突然の連絡をよこし、いついつまでに振り込まないと大変なことになる。

と架空請求を行っている犯人は期限を迫って答えを求めてきます。その狙いとは

ズバリ!人に相談をさせないこと。

特殊詐欺の多くは、人に相談することで冷静な判断を下すことができ、詐欺に引っかかる可能性を回避することができます。

つまり、架空請求をかける側からすると人に相談されると引っかからないため、できる限り一人で決断をするように期限を区切って答えを出すように迫るのです。

突然、見知らぬ請求が来て困惑する気持ちはわかりますが、困惑するからこそ、自分一人で考えずに家族や友人など周りの人を頼って相談をするようにしましょう。

警察に相談をする

  • 請求者を確かめる
  • 文書をよく確かめる
  • ひとりで決断をしない

これらの対応をするのも大切ですが、それと同時に警察にも相談をしましょう。

今回の「お悔やみ詐欺」では100通の手紙を送付していたように多くの人に同じような手紙を送付している可能性が高いと考えられます。

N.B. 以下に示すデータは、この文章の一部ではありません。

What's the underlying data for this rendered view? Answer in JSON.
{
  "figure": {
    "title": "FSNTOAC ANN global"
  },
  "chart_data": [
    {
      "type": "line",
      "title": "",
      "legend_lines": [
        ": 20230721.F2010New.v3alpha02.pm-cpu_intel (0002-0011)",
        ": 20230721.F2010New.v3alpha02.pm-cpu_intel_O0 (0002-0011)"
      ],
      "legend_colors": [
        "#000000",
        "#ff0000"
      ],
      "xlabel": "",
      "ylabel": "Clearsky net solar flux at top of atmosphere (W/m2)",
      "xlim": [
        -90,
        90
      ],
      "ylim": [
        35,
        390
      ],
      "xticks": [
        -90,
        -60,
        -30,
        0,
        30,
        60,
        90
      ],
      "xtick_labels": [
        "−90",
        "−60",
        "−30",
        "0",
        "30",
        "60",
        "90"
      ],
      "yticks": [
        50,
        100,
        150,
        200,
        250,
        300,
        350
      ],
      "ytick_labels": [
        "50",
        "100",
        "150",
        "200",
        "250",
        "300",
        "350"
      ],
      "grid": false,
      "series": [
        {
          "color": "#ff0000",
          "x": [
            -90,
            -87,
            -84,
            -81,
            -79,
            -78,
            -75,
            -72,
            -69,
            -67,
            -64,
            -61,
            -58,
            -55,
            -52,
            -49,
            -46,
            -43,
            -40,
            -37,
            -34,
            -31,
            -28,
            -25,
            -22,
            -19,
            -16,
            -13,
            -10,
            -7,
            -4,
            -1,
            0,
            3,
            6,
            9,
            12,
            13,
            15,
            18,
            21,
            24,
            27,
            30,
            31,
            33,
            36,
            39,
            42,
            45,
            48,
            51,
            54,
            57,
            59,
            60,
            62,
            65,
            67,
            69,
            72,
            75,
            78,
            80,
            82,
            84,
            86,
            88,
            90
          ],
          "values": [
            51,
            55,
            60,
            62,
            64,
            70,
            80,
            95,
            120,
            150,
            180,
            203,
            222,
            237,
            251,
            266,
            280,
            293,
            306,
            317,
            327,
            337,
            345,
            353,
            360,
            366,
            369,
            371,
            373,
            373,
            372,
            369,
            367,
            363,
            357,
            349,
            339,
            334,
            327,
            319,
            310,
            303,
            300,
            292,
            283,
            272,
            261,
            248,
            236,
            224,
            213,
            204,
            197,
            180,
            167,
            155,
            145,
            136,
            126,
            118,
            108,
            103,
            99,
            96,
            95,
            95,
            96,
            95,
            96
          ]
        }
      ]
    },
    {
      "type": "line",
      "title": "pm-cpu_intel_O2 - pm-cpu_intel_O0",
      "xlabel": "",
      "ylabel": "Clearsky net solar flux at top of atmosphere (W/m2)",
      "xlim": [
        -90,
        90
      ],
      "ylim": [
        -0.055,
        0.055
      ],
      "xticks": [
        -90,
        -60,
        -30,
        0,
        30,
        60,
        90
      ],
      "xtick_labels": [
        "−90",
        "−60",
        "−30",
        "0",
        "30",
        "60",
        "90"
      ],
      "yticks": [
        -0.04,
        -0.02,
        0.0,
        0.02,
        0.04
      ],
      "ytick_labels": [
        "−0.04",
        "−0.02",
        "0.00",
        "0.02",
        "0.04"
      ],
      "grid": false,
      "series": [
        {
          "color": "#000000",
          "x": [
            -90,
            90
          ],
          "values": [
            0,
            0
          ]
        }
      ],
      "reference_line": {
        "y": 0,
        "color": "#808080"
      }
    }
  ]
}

今後、同じように手紙を受け取った人が被害に遭わないように、まずは警察に届けることが必要です。

いかがわしいDVDを本当に保管していたらどうしようと心配になるかもしれませんが、本当ならば、ちゃんと実在する名前や団体名などを記載しているはずですし、本当であってもまともな業者であれば、親族に相談をすることなく直接警察に連絡をするのが正当な方法ですので、家族が心配をするヒマもなく警察へ通報が行くことになると思います。

そのため、今回のお悔やみ詐欺」のような手紙が来たときには迷いなく警察に通報することが最善策と言えます。

まとめ

今回の「お悔やみ詐欺」は犯人がまさかの実名でなにも工作をすることなく請求をしていたことで、スピード逮捕に至ることが出来ましたが、実際にはもっと巧妙な手口で架空請求や特殊詐欺を組織的に仕掛けてくるグループもいます。

でも、警察や銀行がことがあるごとに伝えているように

「電話でお金の話は詐欺です」

というのは間違いありません。

また、今回の「お悔やみ詐欺」のように手紙の場合であっても請求者が不明、または実在しない団体などの場合は100%詐欺と言っても過言ではないと思います。

今回の詐欺で被害に遭ったかたは少ないと思いますが、くれぐれも注意が必要です。

本当に気を付けましょうね。

ここまでお読みいただきありがとうございました。